Nabi Muhammad memang mengakui bahwa pendapat Nabi Musa AS itu benar adanya. Lima kali shalat sehari semalam itu masih memberatkan. Namun lima waktu itu bukankah sudah merupakan bentuk keringanan?! Demikianlah.

Shalat telah diwajibkan bagi Nabi Muhammad SAW dan para pengikutnya sejak diturunkannya firman Allah pada awal kenabian,


يَا أَيُّهَا الْمُزَّمِّلُ. قُمِ اللَّيْلَ إِلَّا قَلِيلاً

Hai orang yang berselimut (Muhammad),),bangunlah (untuk sembahyang) di malam hari, kecuali sedikit (daripadanya)... (QS. Al-Muzzammil, 73:1-19)

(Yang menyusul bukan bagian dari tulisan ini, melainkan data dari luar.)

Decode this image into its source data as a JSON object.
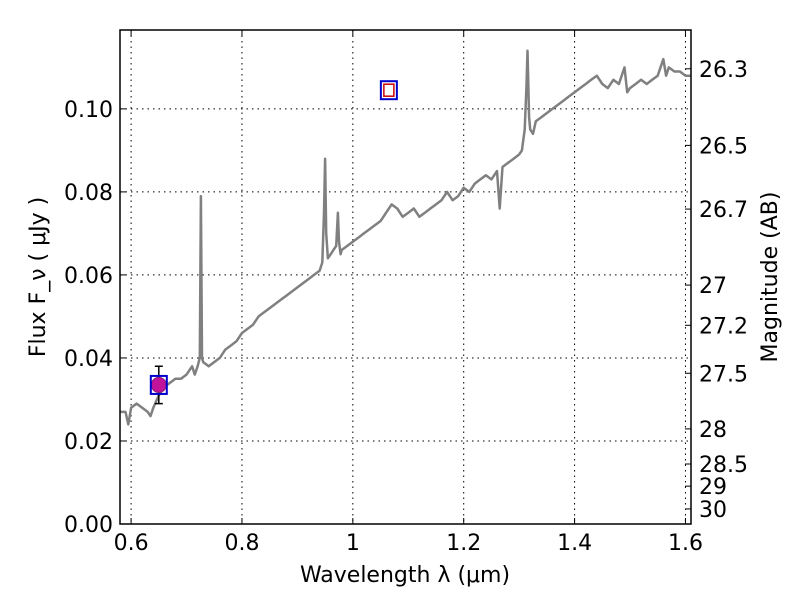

Ini adalah petunjuk bahwa Rasulullah dan para pengikutnya yang baru berjumlah sedikit kala itu memiliki kewajiban untuk bangun pada tengah malam untuk menjalankan kewajiban. Menurut Ibnu Abbas, Ikrimah, Mujahid, al-Hasan, Qatadah, dan ulama salaf lainnya, kewajiban shalat malam dihapuskan setelah ayat ke 20 atau ayat terakhir dari surat al-Muzammil ini diturunkan oleh Allah SWT.

إِنَّ رَبَّكَ يَعْلَمُ أَنَّكَ تَقُومُ أَدْنَى مِن ثُلُثَيِ اللَّيْلِ وَنِصْفَهُ وَثُلُثَهُ وَطَائِفَةٌ مِّنَ الَّذِينَ مَعَكَ وَاللَّهُ يُقَدِّرُ اللَّيْلَ وَالنَّهَارَ عَلِمَ أَن لَّن تُحْصُوهُ فَتَابَ عَلَيْكُمْ فَاقْرَؤُوا مَا تَيَسَّرَ مِنَ الْقُرْآنِ عَلِمَ أَن سَيَكُونُ مِنكُم مَّرْضَى وَآخَرُونَ يَضْرِبُونَ فِي الْأَرْضِ يَبْتَغُونَ مِن فَضْلِ اللَّهِ

Sesungguhnya Tuhanmu mengetahui bahwasanya kamu berdiri (sembahyang) kurang dari dua pertiga malam, atau seperdua malam atau sepertiganya dan (demikian pula) segolongan dari orang-orang yang bersama kamu. Dan Allah menetapkan ukuran malam dan siang. Allah mengetahui bahwa kamu sekali-kali tidak dapat menentukan batas-batas waktu-waktu itu, maka Dia memberi keringanan kepadamu, karena itu bacalah apa yang mudah (bagimu) dari Al Qur'an. Dia mengetahui bahwa akan ada di antara kamu orang-orang yang sakit dan orang-orang yang berjalan di muka bumi mencari sebagian karunia Allah...

Kota Jerussalem, Bukti Sejarah
Isra' Mi'raj Nabi Muhammad SAW.
Pelaksanaan ibadah shalat menunjukkan bahwa Baitul Maqdis di Yerusalem merupakan salah satu tempat sangat penting posisinya dalam agama Islam sebagai kiblat pertama umat Islam. Kurang lebih 13 tahun lamanya Nabi Shalat dan para pengikutnya menghadap Baitul Maqdis, sebelum akhirnya Allah memerintahkan umat Islam untuk memindahkan kiblatnya ke Ka'bah di Makkah. Pemindahan arah kiblat ini terjadi di tengah-tengah ibadah shalat sedang berlangsung. Masjid tempat dilaksanakan shalat ketika perintah berpindah kiblat ini diturunkan hingga sekarang disebut sebagai 
Masjid Kiblatain (Masjid Dua Kiblat).

Allah senantiasa melibatkan Masjidil Aqsho dalam setiap perkembangan ajaran-ajaran seputar Shalat. Termasuk menghadap ke Baitul Maqdis sebelum dipindahkan kiblatnya ke Ka'bah. Perintah Shalat lima waktu diterima setelah Rasulullah dikaruniai singgah di Baitul Maqdis (QS. Al-Isra', 17:1) dalam perjalanan menuju Sidratul Muntaha.

Imam Syafi'i menyatakan, "Saya sangat suka beri'tikaf di Masjid (Baitul Maqdis), lebih dari Masjid manapun." Ketika ditanya alasannya, Beliau menjawab, "Di sinilah tempat berkumpul dan dikuburkannya beberapa Nabi Allah."